Я перевела дыхание и задала вопрос:

– Его продали… хорошему человеку?

Брови отца сошлись на переносице, он слегка склонил голову набок.

Пришлось придумать простое обоснование своему интересу.

– Я… Мне просто не хотелось бы, чтобы знания Бена о растениях пропали втуне, – выдавила я.

– Элиза… – проговорил отец с искренним сочувствием.

Я могла сколько угодно стараться скрыть свои чувства, но он понимал, что значил для меня Бен. В отношениях отца с его Цезарем было столько уважения, что это походило на настоящую дружбу, преодолевшую границы взаимосвязи раба и хозяина. Но отец не знал, что в детстве Бен спас мне жизнь. Не знал, что Бен для меня – больше чем друг.

– Ничего, – быстро сказала я, отворачиваясь, чтобы он не заметил навернувшиеся мне на глаза слезы. – Я расстроена вашим отъездом, только и всего.

– Даже если бы я смог его вернуть, твоя матушка была бы против, – повторил отец то, что уже говорил, и ласково продолжил: – Продав Бена тому человеку, я дал ему шанс обрести значимость. Тех, кто умеет делать индиго, высоко ценят.

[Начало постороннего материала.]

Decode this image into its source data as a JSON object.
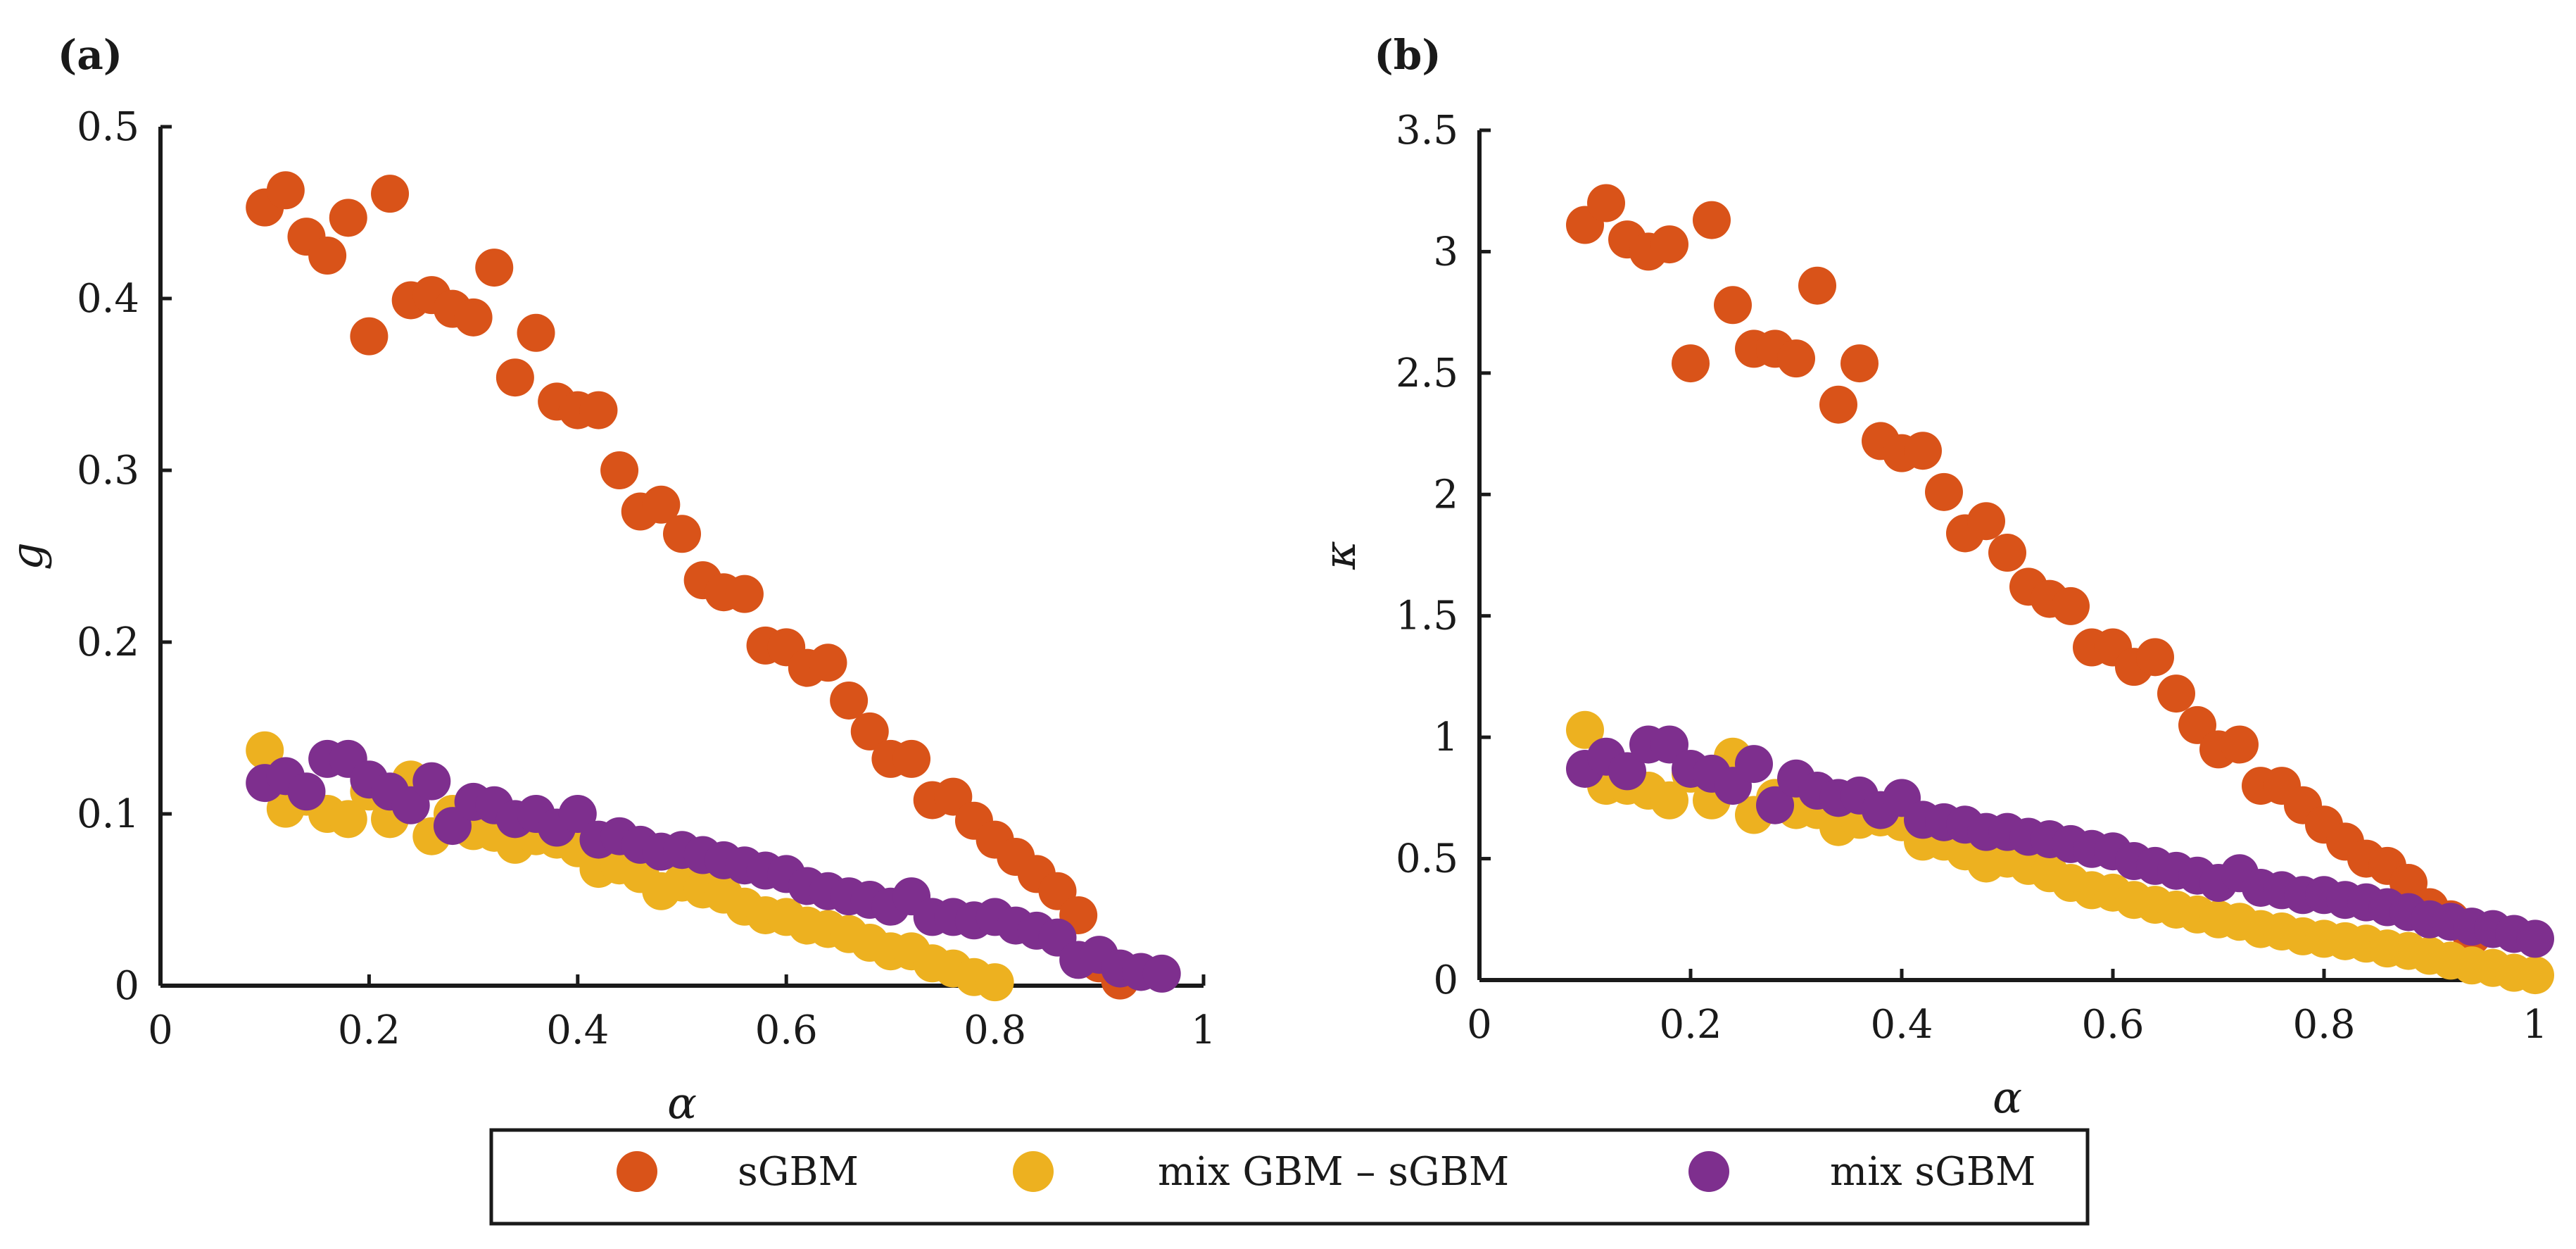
{
  "chart_data": [
    {
      "type": "scatter",
      "panel_label": "(a)",
      "xlabel": "α",
      "ylabel": "g",
      "xlim": [
        0,
        1
      ],
      "ylim": [
        0,
        0.5
      ],
      "xticks": [
        "0",
        "0.2",
        "0.4",
        "0.6",
        "0.8",
        "1"
      ],
      "yticks": [
        "0",
        "0.1",
        "0.2",
        "0.3",
        "0.4",
        "0.5"
      ],
      "grid": false,
      "series": [
        {
          "name": "sGBM",
          "color": "#d95319",
          "points": [
            [
              0.1,
              0.453
            ],
            [
              0.12,
              0.463
            ],
            [
              0.14,
              0.436
            ],
            [
              0.16,
              0.425
            ],
            [
              0.18,
              0.447
            ],
            [
              0.2,
              0.378
            ],
            [
              0.22,
              0.461
            ],
            [
              0.24,
              0.399
            ],
            [
              0.26,
              0.402
            ],
            [
              0.28,
              0.394
            ],
            [
              0.3,
              0.389
            ],
            [
              0.32,
              0.418
            ],
            [
              0.34,
              0.354
            ],
            [
              0.36,
              0.38
            ],
            [
              0.38,
              0.34
            ],
            [
              0.4,
              0.335
            ],
            [
              0.42,
              0.335
            ],
            [
              0.44,
              0.3
            ],
            [
              0.46,
              0.276
            ],
            [
              0.48,
              0.28
            ],
            [
              0.5,
              0.263
            ],
            [
              0.52,
              0.236
            ],
            [
              0.54,
              0.229
            ],
            [
              0.56,
              0.228
            ],
            [
              0.58,
              0.198
            ],
            [
              0.6,
              0.197
            ],
            [
              0.62,
              0.185
            ],
            [
              0.64,
              0.188
            ],
            [
              0.66,
              0.166
            ],
            [
              0.68,
              0.148
            ],
            [
              0.7,
              0.132
            ],
            [
              0.72,
              0.132
            ],
            [
              0.74,
              0.108
            ],
            [
              0.76,
              0.11
            ],
            [
              0.78,
              0.096
            ],
            [
              0.8,
              0.085
            ],
            [
              0.82,
              0.075
            ],
            [
              0.84,
              0.065
            ],
            [
              0.86,
              0.055
            ],
            [
              0.88,
              0.041
            ],
            [
              0.9,
              0.013
            ],
            [
              0.92,
              0.003
            ]
          ]
        },
        {
          "name": "mix GBM – sGBM",
          "color": "#edb120",
          "points": [
            [
              0.1,
              0.137
            ],
            [
              0.12,
              0.103
            ],
            [
              0.14,
              0.11
            ],
            [
              0.16,
              0.1
            ],
            [
              0.18,
              0.097
            ],
            [
              0.2,
              0.113
            ],
            [
              0.22,
              0.097
            ],
            [
              0.24,
              0.12
            ],
            [
              0.26,
              0.087
            ],
            [
              0.28,
              0.1
            ],
            [
              0.3,
              0.09
            ],
            [
              0.32,
              0.089
            ],
            [
              0.34,
              0.082
            ],
            [
              0.36,
              0.087
            ],
            [
              0.38,
              0.085
            ],
            [
              0.4,
              0.08
            ],
            [
              0.42,
              0.068
            ],
            [
              0.44,
              0.07
            ],
            [
              0.46,
              0.065
            ],
            [
              0.48,
              0.055
            ],
            [
              0.5,
              0.06
            ],
            [
              0.52,
              0.056
            ],
            [
              0.54,
              0.053
            ],
            [
              0.56,
              0.046
            ],
            [
              0.58,
              0.041
            ],
            [
              0.6,
              0.04
            ],
            [
              0.62,
              0.035
            ],
            [
              0.64,
              0.033
            ],
            [
              0.66,
              0.03
            ],
            [
              0.68,
              0.025
            ],
            [
              0.7,
              0.02
            ],
            [
              0.72,
              0.02
            ],
            [
              0.74,
              0.013
            ],
            [
              0.76,
              0.01
            ],
            [
              0.78,
              0.005
            ],
            [
              0.8,
              0.002
            ]
          ]
        },
        {
          "name": "mix sGBM",
          "color": "#7e2f8e",
          "points": [
            [
              0.1,
              0.118
            ],
            [
              0.12,
              0.122
            ],
            [
              0.14,
              0.113
            ],
            [
              0.16,
              0.132
            ],
            [
              0.18,
              0.132
            ],
            [
              0.2,
              0.12
            ],
            [
              0.22,
              0.113
            ],
            [
              0.24,
              0.105
            ],
            [
              0.26,
              0.119
            ],
            [
              0.28,
              0.093
            ],
            [
              0.3,
              0.107
            ],
            [
              0.32,
              0.105
            ],
            [
              0.34,
              0.097
            ],
            [
              0.36,
              0.1
            ],
            [
              0.38,
              0.092
            ],
            [
              0.4,
              0.1
            ],
            [
              0.42,
              0.085
            ],
            [
              0.44,
              0.087
            ],
            [
              0.46,
              0.082
            ],
            [
              0.48,
              0.078
            ],
            [
              0.5,
              0.079
            ],
            [
              0.52,
              0.076
            ],
            [
              0.54,
              0.073
            ],
            [
              0.56,
              0.07
            ],
            [
              0.58,
              0.067
            ],
            [
              0.6,
              0.065
            ],
            [
              0.62,
              0.058
            ],
            [
              0.64,
              0.055
            ],
            [
              0.66,
              0.052
            ],
            [
              0.68,
              0.05
            ],
            [
              0.7,
              0.046
            ],
            [
              0.72,
              0.052
            ],
            [
              0.74,
              0.04
            ],
            [
              0.76,
              0.04
            ],
            [
              0.78,
              0.038
            ],
            [
              0.8,
              0.04
            ],
            [
              0.82,
              0.035
            ],
            [
              0.84,
              0.032
            ],
            [
              0.86,
              0.028
            ],
            [
              0.88,
              0.015
            ],
            [
              0.9,
              0.018
            ],
            [
              0.92,
              0.01
            ],
            [
              0.94,
              0.008
            ],
            [
              0.96,
              0.007
            ]
          ]
        }
      ]
    },
    {
      "type": "scatter",
      "panel_label": "(b)",
      "xlabel": "α",
      "ylabel": "κ",
      "xlim": [
        0,
        1
      ],
      "ylim": [
        0,
        3.5
      ],
      "xticks": [
        "0",
        "0.2",
        "0.4",
        "0.6",
        "0.8",
        "1"
      ],
      "yticks": [
        "0",
        "0.5",
        "1",
        "1.5",
        "2",
        "2.5",
        "3",
        "3.5"
      ],
      "grid": false,
      "series": [
        {
          "name": "sGBM",
          "color": "#d95319",
          "points": [
            [
              0.1,
              3.11
            ],
            [
              0.12,
              3.2
            ],
            [
              0.14,
              3.05
            ],
            [
              0.16,
              3.0
            ],
            [
              0.18,
              3.03
            ],
            [
              0.2,
              2.54
            ],
            [
              0.22,
              3.13
            ],
            [
              0.24,
              2.78
            ],
            [
              0.26,
              2.6
            ],
            [
              0.28,
              2.6
            ],
            [
              0.3,
              2.56
            ],
            [
              0.32,
              2.86
            ],
            [
              0.34,
              2.37
            ],
            [
              0.36,
              2.54
            ],
            [
              0.38,
              2.22
            ],
            [
              0.4,
              2.17
            ],
            [
              0.42,
              2.18
            ],
            [
              0.44,
              2.01
            ],
            [
              0.46,
              1.84
            ],
            [
              0.48,
              1.89
            ],
            [
              0.5,
              1.76
            ],
            [
              0.52,
              1.62
            ],
            [
              0.54,
              1.57
            ],
            [
              0.56,
              1.54
            ],
            [
              0.58,
              1.37
            ],
            [
              0.6,
              1.37
            ],
            [
              0.62,
              1.29
            ],
            [
              0.64,
              1.33
            ],
            [
              0.66,
              1.18
            ],
            [
              0.68,
              1.05
            ],
            [
              0.7,
              0.95
            ],
            [
              0.72,
              0.97
            ],
            [
              0.74,
              0.8
            ],
            [
              0.76,
              0.8
            ],
            [
              0.78,
              0.72
            ],
            [
              0.8,
              0.64
            ],
            [
              0.82,
              0.57
            ],
            [
              0.84,
              0.5
            ],
            [
              0.86,
              0.47
            ],
            [
              0.88,
              0.4
            ],
            [
              0.9,
              0.3
            ],
            [
              0.92,
              0.25
            ],
            [
              0.94,
              0.18
            ]
          ]
        },
        {
          "name": "mix GBM – sGBM",
          "color": "#edb120",
          "points": [
            [
              0.1,
              1.03
            ],
            [
              0.12,
              0.8
            ],
            [
              0.14,
              0.8
            ],
            [
              0.16,
              0.78
            ],
            [
              0.18,
              0.74
            ],
            [
              0.2,
              0.85
            ],
            [
              0.22,
              0.74
            ],
            [
              0.24,
              0.92
            ],
            [
              0.26,
              0.68
            ],
            [
              0.28,
              0.75
            ],
            [
              0.3,
              0.7
            ],
            [
              0.32,
              0.7
            ],
            [
              0.34,
              0.63
            ],
            [
              0.36,
              0.66
            ],
            [
              0.38,
              0.67
            ],
            [
              0.4,
              0.65
            ],
            [
              0.42,
              0.57
            ],
            [
              0.44,
              0.57
            ],
            [
              0.46,
              0.53
            ],
            [
              0.48,
              0.48
            ],
            [
              0.5,
              0.5
            ],
            [
              0.52,
              0.47
            ],
            [
              0.54,
              0.44
            ],
            [
              0.56,
              0.4
            ],
            [
              0.58,
              0.37
            ],
            [
              0.6,
              0.36
            ],
            [
              0.62,
              0.33
            ],
            [
              0.64,
              0.31
            ],
            [
              0.66,
              0.29
            ],
            [
              0.68,
              0.27
            ],
            [
              0.7,
              0.25
            ],
            [
              0.72,
              0.24
            ],
            [
              0.74,
              0.21
            ],
            [
              0.76,
              0.2
            ],
            [
              0.78,
              0.18
            ],
            [
              0.8,
              0.17
            ],
            [
              0.82,
              0.16
            ],
            [
              0.84,
              0.15
            ],
            [
              0.86,
              0.13
            ],
            [
              0.88,
              0.12
            ],
            [
              0.9,
              0.1
            ],
            [
              0.92,
              0.08
            ],
            [
              0.94,
              0.06
            ],
            [
              0.96,
              0.05
            ],
            [
              0.98,
              0.03
            ],
            [
              1.0,
              0.02
            ]
          ]
        },
        {
          "name": "mix sGBM",
          "color": "#7e2f8e",
          "points": [
            [
              0.1,
              0.87
            ],
            [
              0.12,
              0.92
            ],
            [
              0.14,
              0.86
            ],
            [
              0.16,
              0.97
            ],
            [
              0.18,
              0.97
            ],
            [
              0.2,
              0.87
            ],
            [
              0.22,
              0.85
            ],
            [
              0.24,
              0.8
            ],
            [
              0.26,
              0.89
            ],
            [
              0.28,
              0.72
            ],
            [
              0.3,
              0.83
            ],
            [
              0.32,
              0.78
            ],
            [
              0.34,
              0.75
            ],
            [
              0.36,
              0.76
            ],
            [
              0.38,
              0.7
            ],
            [
              0.4,
              0.75
            ],
            [
              0.42,
              0.66
            ],
            [
              0.44,
              0.65
            ],
            [
              0.46,
              0.64
            ],
            [
              0.48,
              0.61
            ],
            [
              0.5,
              0.61
            ],
            [
              0.52,
              0.59
            ],
            [
              0.54,
              0.58
            ],
            [
              0.56,
              0.56
            ],
            [
              0.58,
              0.54
            ],
            [
              0.6,
              0.53
            ],
            [
              0.62,
              0.49
            ],
            [
              0.64,
              0.47
            ],
            [
              0.66,
              0.45
            ],
            [
              0.68,
              0.43
            ],
            [
              0.7,
              0.4
            ],
            [
              0.72,
              0.44
            ],
            [
              0.74,
              0.38
            ],
            [
              0.76,
              0.37
            ],
            [
              0.78,
              0.35
            ],
            [
              0.8,
              0.35
            ],
            [
              0.82,
              0.33
            ],
            [
              0.84,
              0.32
            ],
            [
              0.86,
              0.3
            ],
            [
              0.88,
              0.28
            ],
            [
              0.9,
              0.25
            ],
            [
              0.92,
              0.24
            ],
            [
              0.94,
              0.22
            ],
            [
              0.96,
              0.21
            ],
            [
              0.98,
              0.19
            ],
            [
              1.0,
              0.17
            ]
          ]
        }
      ]
    }
  ],
  "legend": {
    "position": "bottom-center",
    "entries": [
      {
        "label": "sGBM",
        "color": "#d95319"
      },
      {
        "label": "mix GBM – sGBM",
        "color": "#edb120"
      },
      {
        "label": "mix sGBM",
        "color": "#7e2f8e"
      }
    ]
  }
}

Я кивнула, стараясь выиграть время, чтобы совладать с дыханием и голосом.

– Спасибо, – вымолвила я и собралась с мыслями. – Отец, пожалуйста, выслушайте меня. Вы ведь мне доверяете, я знаю, что доверяете, иначе не оставили бы меня здесь вести ваши дела. И вы доверили мне найти то, что будет приносить нам прибыль. Так вот, я уже нашла. Я уверена, что это индиго. Но…

– Так займись выращиванием индигоферы. Я не сомневаюсь, что ты преуспеешь без помощи Бенуа Фортюне.

Отец назвал французское прозвище, которым я сама наградила когда-то своего друга детства – Бенуа Фортюне, Бен Счастливчик. Наверное, тем самым он хотел меня задобрить.

– Если вы все же увидите Бена, возможно, вам удастся выкупить его у того человека на Монтсеррате… – Мне показалось, что отец смягчился, и я хотела воспользоваться этой последней возможностью, но ошиблась.

– Довольно, Элиза! – рявкнул он, и в его глазах были злость и разочарование.

Я сдалась перед этой вспышкой гнева. В ушах у меня шумело от унижения, отцовского окрика и гулких ударов собственного сердца. Я закусила губу, проклиная себя за глупость. Взрослого разговора, на который я рассчитывала, не получилось. Надо было просто попросить нанять мне консультанта, мастера индиго, а не умолять его вернуть Бена. Ведь знала же я, что на это нет никаких шансов. Глаза у меня щипало, щеки горели от стыда.

– Элиза… – Теперь голос отца звучал устало и снова ласково, будто он извинялся. – Не уверен, что ты должна брать на себя всю эту ответственность…

Я вскинула на него глаза, открыла было рот, чтобы возразить, но он взял меня за руки:

– Давай не будем торопиться. Я сказал твоей матушке, что вы в любой момент можете обратиться к супругам Пинкни – они помогут нанять управляющего, если станет тяжело.

– Нет, отец. – Я постаралась унять дрожь в голосе, но не вышло. – Я справлюсь, клянусь вам. Я позабочусь о том, чтобы вы никогда не пожалели о своем решении. Более того, я сумею выполнить возложенные на меня обязанности лучше, чем кто-либо из тех, кем вы могли бы меня заменить.

«Даже лучше, чем мой брат Джордж», – могла бы добавить я, но промолчала. Возможно, это был мой единственный шанс доказать отцу, что я способна на нечто большее, чем быть женой кого бы то ни было. Не исключено, что когда-нибудь я захочу выйти замуж. Когда-нибудь, но не сейчас. Да и в конце-то концов, что плохого в том, чтобы быть старой девой?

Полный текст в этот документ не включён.